L’Alleanza atlantica sta diventando più pacifica. Nel senso geografico del termine. C’è già una sigla per identificare la truppa dell’Asia-Pacifico sempre più integrata nei meccanismi della Nato: AP4. Include Giappone, Corea del sud, Australia e Nuova Zelanda. Già lo scorso anno, a Madrid, i leader dei quattro paesi hanno preso parte al summit annuale. E sono destinati a farlo anche a luglio, al vertice di Vilnius, in Lituania. Regolarizzazione di una partecipazione che non è un semplice invito di cortesia, ma il tentativo di approfondire una cooperazione che ha preso lo slancio con la guerra in Ucraina. Un processo che preoccupa la Cina, che si è più volte scagliata contro la creazione di una “Nato asiatica”. Prima del 24 febbraio 2022, nel mirino di Pechino c’erano soprattutto Quad (la piattaforma di sicurezza che comprende Usa, Australia, Giappone e India) e Aukus, il patto di sicurezza tra Usa, Regno unito e Australia che prevede il dispiegamento di sottomarini a propulsione nucleare nel Pacifico. Negli ultimi 16 mesi, però, i contatti sono sempre meno timidi tra i vicini di Pechino e la Nato vera e propria.

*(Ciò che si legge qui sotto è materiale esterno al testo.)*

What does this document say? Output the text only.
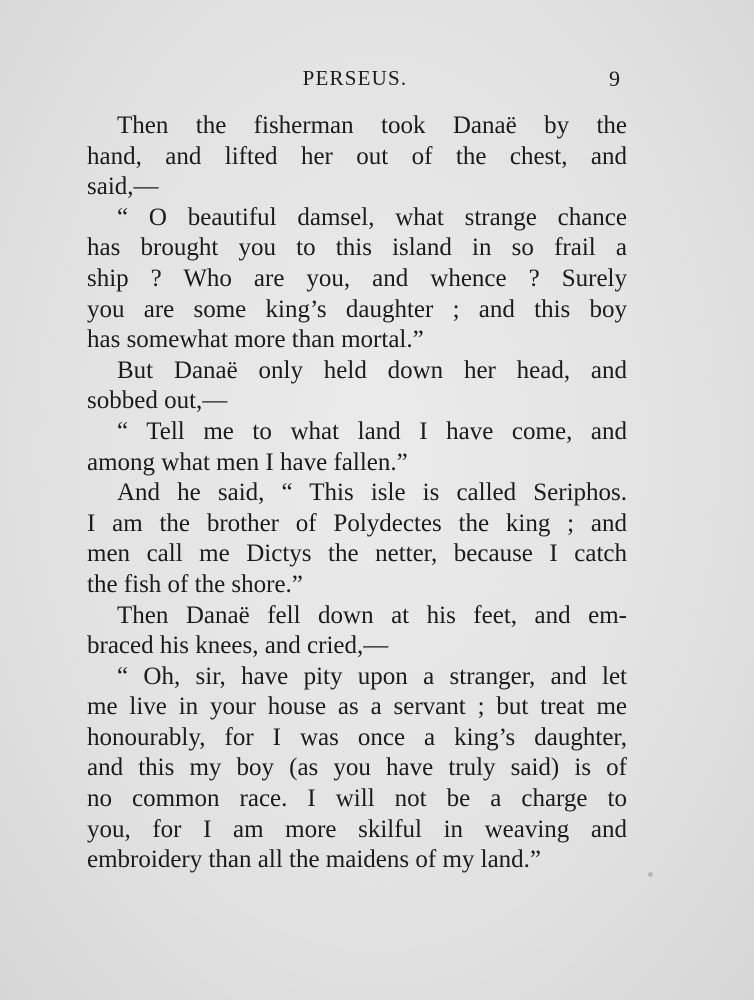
PERSEUS.	9
Then the fisherman took Danaë by the
hand, and lifted her out of the chest, and
said,—
“ O beautiful damsel, what strange chance
has brought you to this island in so frail a
ship ? Who are you, and whence ? Surely
you are some king’s daughter ; and this boy
has somewhat more than mortal.”
But Danaë only held down her head, and
sobbed out,—
“ Tell me to what land I have come, and
among what men I have fallen.”
And he said, “ This isle is called Seriphos.
I am the brother of Polydectes the king ; and
men call me Dictys the netter, because I catch
the fish of the shore.”
Then Danaë fell down at his feet, and em-
braced his knees, and cried,—
“ Oh, sir, have pity upon a stranger, and let
me live in your house as a servant ; but treat me
honourably, for I was once a king’s daughter,
and this my boy (as you have truly said) is of
no common race. I will not be a charge to
you, for I am more skilful in weaving and
embroidery than all the maidens of my land.”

IL PREMIER giapponese Fumio Kishida è stato d’altronde il primo e più convinto assertore del legame tra quanto accade in Europa orientale e quanto può accadere in Asia orientale. Lo stesso timore utilizzato dall’Alleanza atlantica per giustificare l’apparente uscita dalla propria «giurisdizione territoriale». Sul suo sito, si legge che le «relazioni con partner affini in tutto il mondo sono sempre più importanti per affrontare questioni di sicurezza trasversali e sfide globali. Ecco perché il rafforzamento delle relazioni coi partner dell’Indo-Pacifico è un aspetto importante dell’agenda 2030».

Durante lo Shangri-La Dialogue di Singapore, sia il segretario alla Difesa americano Lloyd Austin che l’assistente al segretario generale della Nato per le politiche di difesa Angus Lapsley, hanno assicurato che non è in programma la creazione di un’alleanza convenzionale, bensì l’approfondimento delle relazioni su settori «di interesse reciproco» come cyberspazio, nuove tecnologie, cambiamento climatico e sicurezza marittima. Ma il coinvolgimento del fronte orientale continua a crescere.
Nei mesi scorsi, la Corea del sud è diventata il primo paese asiatico a entrare nel centro di cooperazione di difesa cyber della Nato, con base in Estonia. Una mossa che ha fatto sussultare la Cina, infastidita dalla svolta in politica estera data da Yoon Suk-yeol, la cui amministrazione proprio ieri ha pubblicato la nuova strategia di sicurezza nazionale, pochi giorni dopo l’accordo per la condivisione di sistemi radar anti missile coi due partner. In Lituania andrà in scena l’ennesimo trilaterale Yoon-Kishida-Biden, mentre le richieste di invio diretto di armi in Ucraina da parte di Seul si fanno sempre più esplicite, anche durante una recente visita di Jens Stoltenberg.

LA MOSSA dalla portata simbolica e operativa più rilevante sarebbe quella dell’apertura di un ufficio Nato in Giappone. Tema su cui si sta lavorando, come confermato dallo stesso Kishida. Tokyo sembra ormai ben inserita negli ingranaggi dell’Alleanza atlantica. Tanto che mercoledì, in un bilaterale con l’omologo svedese, il ministro della Difesa Yasukazu Hamada ha espresso sostegno all’adesione di Stoccolma alla Nato.
Non tutti però sono d’accordo con l’allargamento, soprattutto se di dimensione «formale», della Nato in Asia-Pacifico. Tra questi non c’è solo la Cina, ma anche alcuni paesi membri come la Francia. Già scottata dall’accordo Aukus che le è costato un ingente cifra di sottomarini da inviare in Australia, Parigi considera un «grande errore» la possibile apertura dell’ufficio in Giappone, per la quale c’è bisogno dell’unanimità al Consiglio dell’Alleanza atlantica.

PECHINO sostiene da tempo che, «come già fatto con Mosca», Nato e Usa (anche attraverso un sistema di partnership di sicurezza più snello e compenetrabile tra le varie piattaforme di cooperazione bilaterale e trilaterale) vogliano accerchiarla, non tenendo conto delle sue «legittime preoccupazioni di sicurezza». La Nato in Giappone darebbe a Xi Jinping la prova per sostenere che i suoi timori sono reali.